Reputation: 735
I've been using this factorial program for Java:
public static long factorial(int a) {
if(a<1) {
return 1;
}
long result=1;
long x=a;
while(x>1) {
result*=x;
x--;
}
return result;
}
However, it seems to "break" and return a negative number after the factorial of 25. It returns a negative number for a while then just returns "0."
Am I doing anything wrong that is causing this?
Upvotes: 4
Views: 5434
Reputation: 27
Here's what you're missing: when a signed integer primitive type (such as short, int, long) gets incremented above a signed value that it can represent, it tries to flip its sign bit, which is the leftmost bit, which is only supposed to be used to indicate the sign of the number. 1 in the sign bit indicates a negative value. This phenomenon is called integer overflow.
Consider a fictional 3-bit signed primitive data type (for comparison, a Java long is 64 bits). It can represent numbers between -4 and 3.
3, the biggest positive value a 3-bit number can represent, looks like this: 011
add 1 to 011 and you get: 100 (the number part overflows into the sign part)
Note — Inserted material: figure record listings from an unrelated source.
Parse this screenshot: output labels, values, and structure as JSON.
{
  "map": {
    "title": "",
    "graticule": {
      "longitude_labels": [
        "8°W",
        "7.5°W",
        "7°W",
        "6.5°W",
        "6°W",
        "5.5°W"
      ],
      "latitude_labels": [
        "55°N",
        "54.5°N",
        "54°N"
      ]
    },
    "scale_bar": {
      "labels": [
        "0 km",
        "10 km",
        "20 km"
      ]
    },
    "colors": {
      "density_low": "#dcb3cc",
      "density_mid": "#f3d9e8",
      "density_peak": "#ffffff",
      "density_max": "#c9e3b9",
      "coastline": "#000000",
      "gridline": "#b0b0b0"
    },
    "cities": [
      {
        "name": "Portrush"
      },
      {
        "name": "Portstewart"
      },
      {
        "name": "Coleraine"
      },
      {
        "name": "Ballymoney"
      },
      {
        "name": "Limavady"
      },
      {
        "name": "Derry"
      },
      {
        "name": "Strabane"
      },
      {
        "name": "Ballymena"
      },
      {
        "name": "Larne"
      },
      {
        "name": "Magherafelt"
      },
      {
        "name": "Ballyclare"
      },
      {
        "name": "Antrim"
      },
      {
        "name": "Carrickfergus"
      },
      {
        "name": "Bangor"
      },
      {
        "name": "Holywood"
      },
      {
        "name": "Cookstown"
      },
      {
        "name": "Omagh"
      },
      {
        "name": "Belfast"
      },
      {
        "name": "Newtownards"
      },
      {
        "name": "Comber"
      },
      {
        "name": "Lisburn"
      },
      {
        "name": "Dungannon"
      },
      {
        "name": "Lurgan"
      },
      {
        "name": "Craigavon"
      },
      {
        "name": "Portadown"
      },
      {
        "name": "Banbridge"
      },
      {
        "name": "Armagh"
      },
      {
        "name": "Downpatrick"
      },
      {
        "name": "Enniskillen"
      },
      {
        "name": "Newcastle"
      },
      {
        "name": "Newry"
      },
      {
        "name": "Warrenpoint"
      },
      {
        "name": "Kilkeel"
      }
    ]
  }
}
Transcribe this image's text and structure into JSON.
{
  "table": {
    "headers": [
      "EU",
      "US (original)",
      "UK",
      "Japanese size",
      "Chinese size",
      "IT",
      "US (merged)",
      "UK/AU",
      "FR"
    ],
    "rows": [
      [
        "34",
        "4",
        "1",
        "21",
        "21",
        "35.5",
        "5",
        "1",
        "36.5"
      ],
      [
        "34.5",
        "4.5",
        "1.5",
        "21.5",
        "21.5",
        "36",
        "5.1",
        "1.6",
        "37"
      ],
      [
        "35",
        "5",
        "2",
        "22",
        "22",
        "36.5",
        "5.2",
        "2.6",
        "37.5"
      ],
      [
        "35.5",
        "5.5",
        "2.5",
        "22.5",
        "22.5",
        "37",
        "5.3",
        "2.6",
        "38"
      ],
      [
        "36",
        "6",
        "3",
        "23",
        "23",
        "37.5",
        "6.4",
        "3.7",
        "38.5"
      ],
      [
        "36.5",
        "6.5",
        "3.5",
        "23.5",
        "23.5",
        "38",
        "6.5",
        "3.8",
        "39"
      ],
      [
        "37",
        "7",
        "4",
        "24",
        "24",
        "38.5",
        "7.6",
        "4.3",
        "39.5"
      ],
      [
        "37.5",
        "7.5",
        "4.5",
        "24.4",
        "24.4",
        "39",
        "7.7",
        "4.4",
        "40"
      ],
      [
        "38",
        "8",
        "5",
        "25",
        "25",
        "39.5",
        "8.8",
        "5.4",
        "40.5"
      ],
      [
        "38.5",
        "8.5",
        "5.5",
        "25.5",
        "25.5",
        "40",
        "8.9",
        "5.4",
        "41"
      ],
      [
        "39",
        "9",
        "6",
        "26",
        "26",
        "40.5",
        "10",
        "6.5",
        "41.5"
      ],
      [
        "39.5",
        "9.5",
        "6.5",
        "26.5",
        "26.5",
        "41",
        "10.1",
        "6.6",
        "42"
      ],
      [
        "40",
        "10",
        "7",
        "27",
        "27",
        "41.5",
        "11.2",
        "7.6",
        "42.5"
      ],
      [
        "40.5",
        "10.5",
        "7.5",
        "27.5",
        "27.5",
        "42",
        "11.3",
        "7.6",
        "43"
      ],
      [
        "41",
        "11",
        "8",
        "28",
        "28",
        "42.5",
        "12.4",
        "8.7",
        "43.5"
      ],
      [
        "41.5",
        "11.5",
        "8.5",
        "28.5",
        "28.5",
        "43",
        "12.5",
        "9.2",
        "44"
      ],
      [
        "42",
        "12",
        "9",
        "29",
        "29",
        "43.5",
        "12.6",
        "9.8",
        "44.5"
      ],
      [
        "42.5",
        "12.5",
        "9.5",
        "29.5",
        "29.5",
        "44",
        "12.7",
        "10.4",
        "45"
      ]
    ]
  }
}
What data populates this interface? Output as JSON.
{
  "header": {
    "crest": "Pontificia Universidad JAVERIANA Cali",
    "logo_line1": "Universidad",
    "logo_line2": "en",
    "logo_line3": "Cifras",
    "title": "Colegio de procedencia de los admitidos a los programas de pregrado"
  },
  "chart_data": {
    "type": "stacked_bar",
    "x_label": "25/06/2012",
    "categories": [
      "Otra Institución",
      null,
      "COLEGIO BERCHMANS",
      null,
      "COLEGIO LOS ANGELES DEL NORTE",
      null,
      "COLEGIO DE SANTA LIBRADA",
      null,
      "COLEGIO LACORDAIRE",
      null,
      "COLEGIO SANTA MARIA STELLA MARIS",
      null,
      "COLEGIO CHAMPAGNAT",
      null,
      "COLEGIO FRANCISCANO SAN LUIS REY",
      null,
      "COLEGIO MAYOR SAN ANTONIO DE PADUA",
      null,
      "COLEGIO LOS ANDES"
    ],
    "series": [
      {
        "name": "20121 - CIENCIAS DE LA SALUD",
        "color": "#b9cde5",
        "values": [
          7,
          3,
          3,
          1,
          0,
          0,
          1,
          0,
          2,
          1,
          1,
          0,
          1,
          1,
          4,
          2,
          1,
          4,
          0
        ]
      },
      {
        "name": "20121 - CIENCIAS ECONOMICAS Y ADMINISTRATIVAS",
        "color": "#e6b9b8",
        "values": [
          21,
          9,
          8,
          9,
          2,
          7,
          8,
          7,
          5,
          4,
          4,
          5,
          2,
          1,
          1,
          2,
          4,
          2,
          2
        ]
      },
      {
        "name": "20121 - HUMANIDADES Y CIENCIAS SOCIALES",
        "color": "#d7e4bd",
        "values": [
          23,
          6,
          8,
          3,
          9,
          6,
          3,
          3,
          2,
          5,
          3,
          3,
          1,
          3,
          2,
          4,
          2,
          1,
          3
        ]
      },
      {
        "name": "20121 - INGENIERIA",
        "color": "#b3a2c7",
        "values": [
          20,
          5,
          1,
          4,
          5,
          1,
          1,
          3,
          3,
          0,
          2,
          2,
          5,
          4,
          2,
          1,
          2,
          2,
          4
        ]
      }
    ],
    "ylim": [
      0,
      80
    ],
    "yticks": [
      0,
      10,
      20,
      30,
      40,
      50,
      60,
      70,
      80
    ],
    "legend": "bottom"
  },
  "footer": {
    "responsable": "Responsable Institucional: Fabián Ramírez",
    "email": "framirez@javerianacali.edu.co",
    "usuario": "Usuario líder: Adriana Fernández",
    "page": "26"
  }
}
the decimal version of 100 is -4
However, when you get to dealing with the capacity of a long, there are a lot of digits to count, so here's a quick way to determine the biggest number defined by a given nondecreasing sequence (in this case, factorial):
long n = 1;
while (factorial(n) > 0) {
System.out.println("factorial of " + n++ + " can fit in a long!");
}
This looks like it ought to be an infinite loop, but it isn't; eventually, factorial(n) will return negative due to integer overflow. This will give you the following output:
factorial of 1 can fit in a long!
factorial of 2 can fit in a long!
factorial of 3 can fit in a long!
factorial of 4 can fit in a long!
factorial of 5 can fit in a long!
factorial of 6 can fit in a long!
factorial of 7 can fit in a long!
factorial of 8 can fit in a long!
factorial of 9 can fit in a long!
factorial of 10 can fit in a long!
factorial of 11 can fit in a long!
factorial of 12 can fit in a long!
factorial of 13 can fit in a long!
factorial of 14 can fit in a long!
factorial of 15 can fit in a long!
factorial of 16 can fit in a long!
factorial of 17 can fit in a long!
factorial of 18 can fit in a long!
factorial of 19 can fit in a long!
factorial of 20 can fit in a long!
Upvotes: 0
Reputation: 425348
Overflow (and underflow) is silent according to the JLS, which is why your result was a "surprise".
You have two choices:
double
(although even that will overflow past 170!
)Upvotes: 1
Reputation: 2494
Check out http://en.wikipedia.org/wiki/Integer_overflow, I know the title refers to an integer but the principle stands for int, long , double etc.
In short, a primitive datatype has a max value, when you go over that, it wraps aroun and starts again. if you really want to get geeky about it, learn about binary addition to fully understand it.
Upvotes: 0
Reputation: 2610
25! = 15511210043330985984000000
The maximum value of a long in Java is 2^63-1 = 9223372036854775807
(source).
25! is about 1.7*10^6 the size of the largest value a long can store in Java. Use a BigInteger
instead.
Upvotes: 4
Reputation: 309008
Another approach that's less naive and works for non-integer numbers is to use the natural log of the gamma function.
http://www.iro.umontreal.ca/~simardr/ssj/doc/html/umontreal/iro/lecuyer/util/Num.html
If you must persist in using this implementation, I'd recommend that you look into memoization. Why keep recalculating values? Once you have one, hang onto it and just hand it out on repeat requests.